Multiple credit cards
Are you only paying attention to the total amount you owe when looking at your credit card bills? You’re won't get far when seeking to dissolve your debt. Image Credit: Shutterstock

Dubai: It’s common to carry multiple credit cards, but how do you manage your monthly payments on all of them? If you’re only paying attention to the total amount you owe when looking at your credit card bills, you’re likely not getting far in eliminating your debt.

A number of surveys conducted among million-plus credit card holders worldwide who use more than one card and don’t pay off their entire balance every month, it was found that people overwhelmingly choose ineffective strategies for paying off their debt. Here’s an example.

Let’s say you owe Dh10,000 on one card and Dh5,000 on another and both the cards have a total of Dh1,500 to put toward both cards in a given month. Chances are you will pay down Dh1,000 on the larger card and Dh500 on the smaller one, regardless of what the interest rates are.

Balance-matching’ is better than only making the minimum payment, but it still caused debtors to rack up a substantial amount of interest

- Mirin Raul

Making payments proportional to balances owed on each card is what is referred to as ‘balance-matching’. “‘Balance-matching’ is better than only making the minimum payment, but it still caused debtors to rack up a substantial amount of interest,” said Mirin Raul, a Dubai-based debt advisor.

“Many people carry credit cards that charge varying amounts of interest, but it is considered suboptimal when you apportion payments based on how much you owe, no matter how many credits cards you carry, or how much you owe on each one.”

How then should you pay multiple credit card balances?

Instead of matching the share of repayments on each card to the share of balances on each card, you would be better placed if you put most of your repayments toward the higher interest card. To understand this better, let’s go back to the earlier example.

Stock credit card
By paying off the card with the highest interest rate first, you'll save more money over time.

Let’s now assume the first credit card (‘Card A’) charges 18 per cent interest and the second credit card (‘Card B’) charges 12 per cent. The cost-effective solution is to apply the minimum amount to Card B as it charges lower interest, and then apply the rest of your payment to Card A.

The sooner you pay off Card A, the better, since that higher interest rate means an increasing accumulation of debt. “Prioritising high-interest debt over low-interest debt, regardless of how much you owe on each, will help you incur the least possible interest and save more,” Raul added.

Understanding how you repay your revolving debt can help you develop techniques that will reduce your overall debt burden more quickly

- Mirin Raul

“Understanding how you repay your revolving debt, i.e. the balance you carry forward each time you don’t pay your credit card balance in full, can help you develop techniques that will reduce your overall debt burden more quickly.”

So, simply put, by paying off the card with the highest interest rate first, you'll save more money over time. You'll also decrease your debt faster since the interest fees will decrease as your debt decreases.

How to calculate which credit card to pay off first

In order to calculate which credit card to pay off first, you need to locate each card's interest rate by looking at your credit card statements.

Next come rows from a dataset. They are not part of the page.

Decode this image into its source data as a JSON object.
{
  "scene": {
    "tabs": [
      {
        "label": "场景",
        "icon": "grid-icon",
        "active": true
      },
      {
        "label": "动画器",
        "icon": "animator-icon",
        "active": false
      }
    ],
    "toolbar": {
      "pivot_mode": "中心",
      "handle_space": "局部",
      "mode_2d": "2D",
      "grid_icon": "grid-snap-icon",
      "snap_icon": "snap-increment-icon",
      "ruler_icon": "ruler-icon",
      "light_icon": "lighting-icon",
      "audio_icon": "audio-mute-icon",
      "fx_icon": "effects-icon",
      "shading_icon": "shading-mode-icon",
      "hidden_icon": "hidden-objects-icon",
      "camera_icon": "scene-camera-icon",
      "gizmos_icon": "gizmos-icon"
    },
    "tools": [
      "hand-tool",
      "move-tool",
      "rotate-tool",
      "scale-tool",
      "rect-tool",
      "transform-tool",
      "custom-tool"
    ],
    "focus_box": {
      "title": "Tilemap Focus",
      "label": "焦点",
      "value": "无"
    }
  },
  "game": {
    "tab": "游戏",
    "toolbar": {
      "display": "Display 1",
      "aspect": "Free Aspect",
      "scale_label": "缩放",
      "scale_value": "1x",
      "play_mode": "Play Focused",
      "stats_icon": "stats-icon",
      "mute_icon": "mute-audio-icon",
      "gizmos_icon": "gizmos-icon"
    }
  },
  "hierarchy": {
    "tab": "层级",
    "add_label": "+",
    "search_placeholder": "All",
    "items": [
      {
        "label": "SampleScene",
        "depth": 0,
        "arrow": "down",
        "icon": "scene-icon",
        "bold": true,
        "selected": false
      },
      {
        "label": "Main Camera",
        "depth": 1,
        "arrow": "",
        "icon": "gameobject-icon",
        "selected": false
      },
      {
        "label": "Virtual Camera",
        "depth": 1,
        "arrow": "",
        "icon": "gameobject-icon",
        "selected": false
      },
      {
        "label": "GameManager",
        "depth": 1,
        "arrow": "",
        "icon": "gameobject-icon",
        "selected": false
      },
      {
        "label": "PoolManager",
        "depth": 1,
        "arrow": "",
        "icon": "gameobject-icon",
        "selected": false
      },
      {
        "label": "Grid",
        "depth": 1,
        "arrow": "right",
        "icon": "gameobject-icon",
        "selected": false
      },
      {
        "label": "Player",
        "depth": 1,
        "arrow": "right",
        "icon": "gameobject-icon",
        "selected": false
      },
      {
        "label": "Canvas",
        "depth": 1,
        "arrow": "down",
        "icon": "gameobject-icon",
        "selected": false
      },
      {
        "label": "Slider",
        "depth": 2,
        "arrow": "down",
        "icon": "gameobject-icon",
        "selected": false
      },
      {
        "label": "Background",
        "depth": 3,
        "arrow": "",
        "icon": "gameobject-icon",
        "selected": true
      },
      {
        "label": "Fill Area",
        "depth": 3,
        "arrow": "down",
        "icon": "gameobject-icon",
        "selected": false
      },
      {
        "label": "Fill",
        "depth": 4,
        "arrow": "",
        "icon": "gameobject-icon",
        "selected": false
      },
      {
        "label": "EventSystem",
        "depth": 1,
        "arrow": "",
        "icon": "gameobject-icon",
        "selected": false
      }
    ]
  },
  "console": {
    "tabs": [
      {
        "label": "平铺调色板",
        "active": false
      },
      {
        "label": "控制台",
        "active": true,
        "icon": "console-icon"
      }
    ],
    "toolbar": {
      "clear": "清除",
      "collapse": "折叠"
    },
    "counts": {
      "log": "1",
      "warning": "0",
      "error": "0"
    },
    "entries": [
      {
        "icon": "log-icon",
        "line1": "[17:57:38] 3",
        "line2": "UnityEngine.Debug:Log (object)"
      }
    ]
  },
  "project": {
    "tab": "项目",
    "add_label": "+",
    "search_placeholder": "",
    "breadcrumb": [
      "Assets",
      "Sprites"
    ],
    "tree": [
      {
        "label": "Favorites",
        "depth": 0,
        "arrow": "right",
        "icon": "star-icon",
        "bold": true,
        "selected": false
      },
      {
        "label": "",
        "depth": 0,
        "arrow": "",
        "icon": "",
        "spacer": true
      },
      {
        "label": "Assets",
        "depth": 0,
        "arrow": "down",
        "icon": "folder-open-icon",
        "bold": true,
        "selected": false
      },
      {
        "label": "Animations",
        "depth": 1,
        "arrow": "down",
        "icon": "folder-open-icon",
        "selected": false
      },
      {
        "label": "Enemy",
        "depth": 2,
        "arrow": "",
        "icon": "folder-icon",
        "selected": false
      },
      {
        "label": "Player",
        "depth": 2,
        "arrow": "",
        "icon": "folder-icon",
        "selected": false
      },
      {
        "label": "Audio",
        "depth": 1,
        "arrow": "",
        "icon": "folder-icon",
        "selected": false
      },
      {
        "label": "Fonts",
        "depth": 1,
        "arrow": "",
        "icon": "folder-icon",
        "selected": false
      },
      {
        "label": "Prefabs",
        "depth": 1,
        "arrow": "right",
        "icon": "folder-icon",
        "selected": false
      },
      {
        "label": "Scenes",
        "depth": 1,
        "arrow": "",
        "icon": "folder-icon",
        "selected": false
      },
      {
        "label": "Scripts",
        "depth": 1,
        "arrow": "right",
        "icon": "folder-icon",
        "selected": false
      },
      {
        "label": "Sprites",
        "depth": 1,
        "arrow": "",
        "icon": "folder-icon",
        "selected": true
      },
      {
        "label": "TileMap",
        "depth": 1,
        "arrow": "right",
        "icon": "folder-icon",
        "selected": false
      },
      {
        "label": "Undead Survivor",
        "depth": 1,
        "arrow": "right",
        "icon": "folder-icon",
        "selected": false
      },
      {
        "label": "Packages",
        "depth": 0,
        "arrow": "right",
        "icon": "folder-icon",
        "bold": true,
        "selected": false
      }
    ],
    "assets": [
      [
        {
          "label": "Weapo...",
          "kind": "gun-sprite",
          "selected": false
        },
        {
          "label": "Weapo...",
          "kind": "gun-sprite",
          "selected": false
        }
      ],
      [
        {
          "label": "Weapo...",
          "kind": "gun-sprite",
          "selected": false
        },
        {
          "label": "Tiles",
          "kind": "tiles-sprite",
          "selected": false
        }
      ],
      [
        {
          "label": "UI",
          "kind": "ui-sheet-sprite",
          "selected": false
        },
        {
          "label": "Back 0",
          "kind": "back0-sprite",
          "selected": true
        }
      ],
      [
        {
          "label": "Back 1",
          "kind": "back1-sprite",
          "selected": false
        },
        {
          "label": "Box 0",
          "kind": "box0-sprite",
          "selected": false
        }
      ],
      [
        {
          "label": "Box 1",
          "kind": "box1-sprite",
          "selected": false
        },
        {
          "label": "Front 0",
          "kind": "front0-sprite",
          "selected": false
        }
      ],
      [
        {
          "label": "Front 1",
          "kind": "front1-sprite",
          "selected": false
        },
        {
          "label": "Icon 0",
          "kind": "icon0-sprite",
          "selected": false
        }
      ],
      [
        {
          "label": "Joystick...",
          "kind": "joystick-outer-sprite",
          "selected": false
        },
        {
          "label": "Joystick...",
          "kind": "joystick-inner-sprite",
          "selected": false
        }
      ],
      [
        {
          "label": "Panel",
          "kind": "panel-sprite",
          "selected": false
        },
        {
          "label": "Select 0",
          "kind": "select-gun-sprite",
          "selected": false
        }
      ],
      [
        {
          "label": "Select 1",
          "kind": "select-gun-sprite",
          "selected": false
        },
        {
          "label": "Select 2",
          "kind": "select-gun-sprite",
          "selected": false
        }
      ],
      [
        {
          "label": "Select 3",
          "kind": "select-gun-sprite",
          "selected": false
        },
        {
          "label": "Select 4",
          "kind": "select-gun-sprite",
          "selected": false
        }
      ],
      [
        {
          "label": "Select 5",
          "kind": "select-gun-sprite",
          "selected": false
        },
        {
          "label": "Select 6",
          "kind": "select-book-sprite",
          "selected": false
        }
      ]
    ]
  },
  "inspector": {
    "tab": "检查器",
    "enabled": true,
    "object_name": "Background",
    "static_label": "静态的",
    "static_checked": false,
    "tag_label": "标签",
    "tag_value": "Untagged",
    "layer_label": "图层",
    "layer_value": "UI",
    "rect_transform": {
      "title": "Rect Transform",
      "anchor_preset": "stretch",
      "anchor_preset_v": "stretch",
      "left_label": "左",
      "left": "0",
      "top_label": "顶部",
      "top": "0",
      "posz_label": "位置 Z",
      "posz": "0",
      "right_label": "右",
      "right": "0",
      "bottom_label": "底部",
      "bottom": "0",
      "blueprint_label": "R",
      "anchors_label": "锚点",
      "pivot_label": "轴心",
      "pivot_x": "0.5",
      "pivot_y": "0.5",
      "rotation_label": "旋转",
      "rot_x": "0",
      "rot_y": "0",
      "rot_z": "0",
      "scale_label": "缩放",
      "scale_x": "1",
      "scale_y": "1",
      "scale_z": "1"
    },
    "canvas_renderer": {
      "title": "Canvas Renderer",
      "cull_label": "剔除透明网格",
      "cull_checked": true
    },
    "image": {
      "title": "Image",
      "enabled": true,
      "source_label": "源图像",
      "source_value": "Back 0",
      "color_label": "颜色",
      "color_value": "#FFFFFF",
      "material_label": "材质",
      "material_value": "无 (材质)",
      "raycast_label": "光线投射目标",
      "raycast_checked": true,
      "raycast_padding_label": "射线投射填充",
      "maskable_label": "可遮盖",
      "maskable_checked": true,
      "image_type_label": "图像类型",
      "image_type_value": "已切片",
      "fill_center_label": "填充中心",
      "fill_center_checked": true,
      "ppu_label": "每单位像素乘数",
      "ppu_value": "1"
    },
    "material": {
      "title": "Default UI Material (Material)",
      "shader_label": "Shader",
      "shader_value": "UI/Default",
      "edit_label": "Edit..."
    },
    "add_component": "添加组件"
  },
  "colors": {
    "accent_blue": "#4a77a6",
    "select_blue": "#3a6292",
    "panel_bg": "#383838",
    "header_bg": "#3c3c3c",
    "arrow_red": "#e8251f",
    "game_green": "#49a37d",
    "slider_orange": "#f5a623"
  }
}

Next to each card's annual percentage rate (APR), list the card's current balance.

Credit Cards
Instead of matching the share of repayments on each card to the share of balances on each card, you would be better placed if you put most of your repayments toward the higher interest card.

“By listing out sand categorising your credit cards according to their interest rates, you can calculate which credit card may rack up the most (and least!) interest over time. This may help you in deciding which debt method might work for you,” said Andrea Barber, an Abu Dhabi-based financial planner.

“Next, pay off your highest rate credit card, and then add that first card's monthly payment amount to the minimum payment due on the next card in line, to determine its monthly payment amount. Pay that off and repeat, until you've reduced all of your credit card balances to zero.”

When budgeting what you can afford to pay off credit cards, assume you will only make minimum payments against your balances and then work out the rest of your budget

- Andrea Barber

Barber further explains that the next step then is to add up all of your monthly bills and money for necessities, including the minimum payments due on all of your cards, followed by determining how much cash you have left over that you can dedicate to debt repayment.

“When budgeting what you can afford to pay off credit cards, assume you will only make minimum payments against your balances and then work out the rest of your budget. Once you find out how much you can put towards your credit card debt, you can build a working strategy,” she added.

202323 credit cards
You need to be mindful of how often you use your card and commit to paying your balance off each month to prevent interest from accruing.

Bottom line?

High credit card interest rates will multiply what you owe. By prioritising high-interest credit card debt will rid you of your balances slightly quicker than paying low debts amounts first. But apart from that, what more do you need to keep in mind when working to reduce your credit card debt?

“You need to be mindful of how often you use your card and commit to paying your balance off each month to prevent interest from accruing. Likewise, if you need to continue using credit, use your lowest rate card for purchases,” added Barber.

“Additionally, as your cards are paid off, keep them open if their fees are minimal and if you are not planning on using the card to accumulate debt again. If you do choose to close the account, consider only doing so after you have monitored the balance and your credit score for a few months.”